Sein Bild vom daumenlutschenden Embryo ging nicht nur um die Welt, sondern als Botschaft der Menschheit per Voyager-Sonde auch in die Tiefe des Weltalls. Der schwedische Fotograf und Filmemacher Lennart Nilsson ist einer der berühmtesten Wissenschaftsjournalisten der Welt, Ehrendoktor der Medizin des renommierten Karolinska Instituts in Stockholm. Mit seiner außergewöhnlichen Bildsprache erklärt Nilsson die faszinierenden Vorgänge des menschlichen Körpers. Eigens dafür, in Zusammenarbeit mit internationalen Firmen, entwickelte Spezialgeräte, Endoskopkameras, winzige Linsen oder besonders lichtstarke Objektive machen Nilssons filmische Reise durch den menschlichen Körper erst möglich und seine Bilder damit einzigartig. In seinem neuesten Projekt "Faszination Liebe" dokumentiert Nilsson die abenteuerliche Entstehung eines Menschen. Sie beginnt mit dem aufregenden Wettlauf von 500 Millionen Samenzellen und dem Kampf um die Eizelle der Frau, bei dem nur einer, der Beste, gewinnt. Was danach beginnt, ist die faszinierende Entwicklung eines menschlichen Embryos, mikroskopisch genau eingefangen von den Kameras des schwedischen Expertenteams.
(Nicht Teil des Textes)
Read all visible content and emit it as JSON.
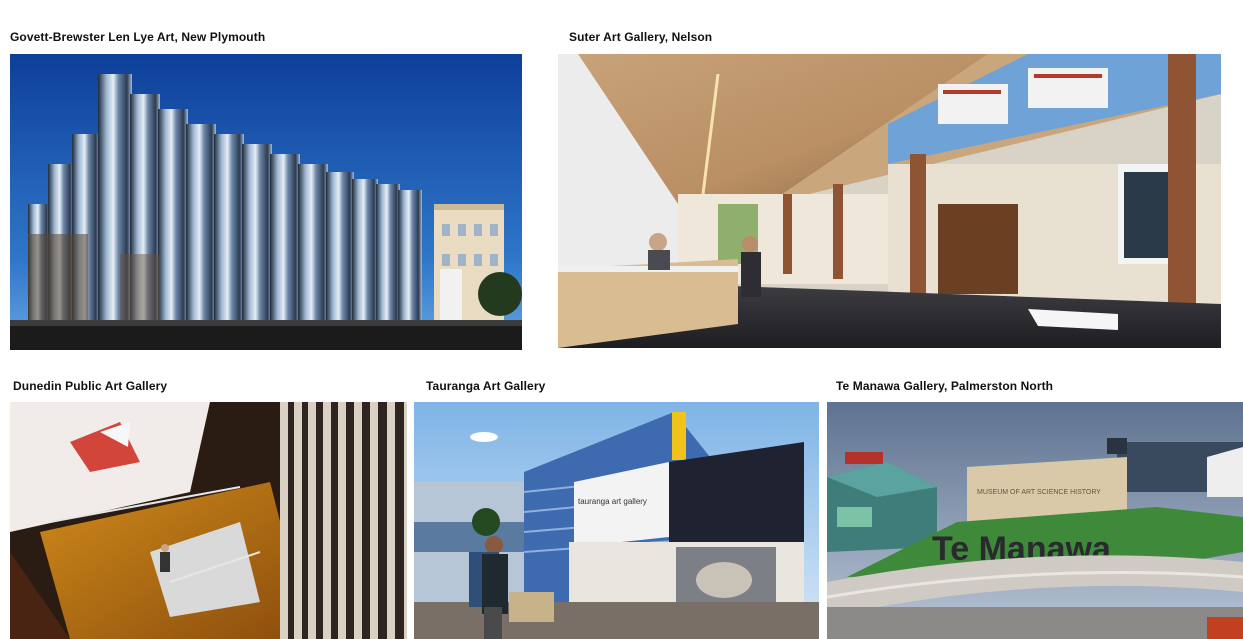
{
  "captions": {
    "govett": "Govett-Brewster  Len  Lye Art, New Plymouth",
    "suter": "Suter Art Gallery, Nelson",
    "dunedin": "Dunedin  Public  Art Gallery",
    "tauranga": "Tauranga  Art Gallery",
    "temanawa": "Te Manawa Gallery,  Palmerston North"
  },
  "signage": {
    "tauranga_banner": "tauranga art gallery",
    "temanawa_wall": "MUSEUM OF ART SCIENCE HISTORY",
    "temanawa_letters": "Te Manawa"
  }
}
Wie kann aus einer einzigen Eizelle ein solch differenziertes Lebewesen wie ein Mensch entstehen? Auf welches Signal hin suchen plötzlich bestimmte Zellen den Kontakt zueinander, um sich zu verbinden? Wie entwickeln sich Fettzellen, Energiespeicher des Organismus, oder Bindegewebszellen, etwa für die Wundheilung? Wie wissen die Zellen, dass es ihre Aufgabe ist, Blutgefäße zu bilden, andere wiederum die inneren Organe oder das Knochengerüst? In einzigartigen Aufnahmen dokumentiert "Faszination Liebe" diese hochspannenden Vorgänge, wie zum Beispiel die Bildung von Körperzellen. Ein Wunder der Natur, denn noch immer ist für Wissenschaftler weitgehend unklar, wie aus einer Eizelle so viele unterschiedliche, spezialisierte Zellen werden. Ein Elektronen- rastermikroskop erlaubte bis zu 500000-fache Vergrößerungen. Winzige Linsen mit einem Durchmesser von 0,8 mm und extrem lichtstarke Objektive gehören ebenso zur filmischen High-Tech-Ausstattung von Nilsson. In 2000-facher Vergrößerung lässt Nilsson den Zuschauer teilhaben an einem dramatischen Teil unserer Entstehung, dem sogenannten ersten "Schlüpfen" des Menschen - ein Vorgang, der noch nie zuvor in seiner Gesamtheit aufgezeichnet wurde - bis hin zur Geburt eines Babys.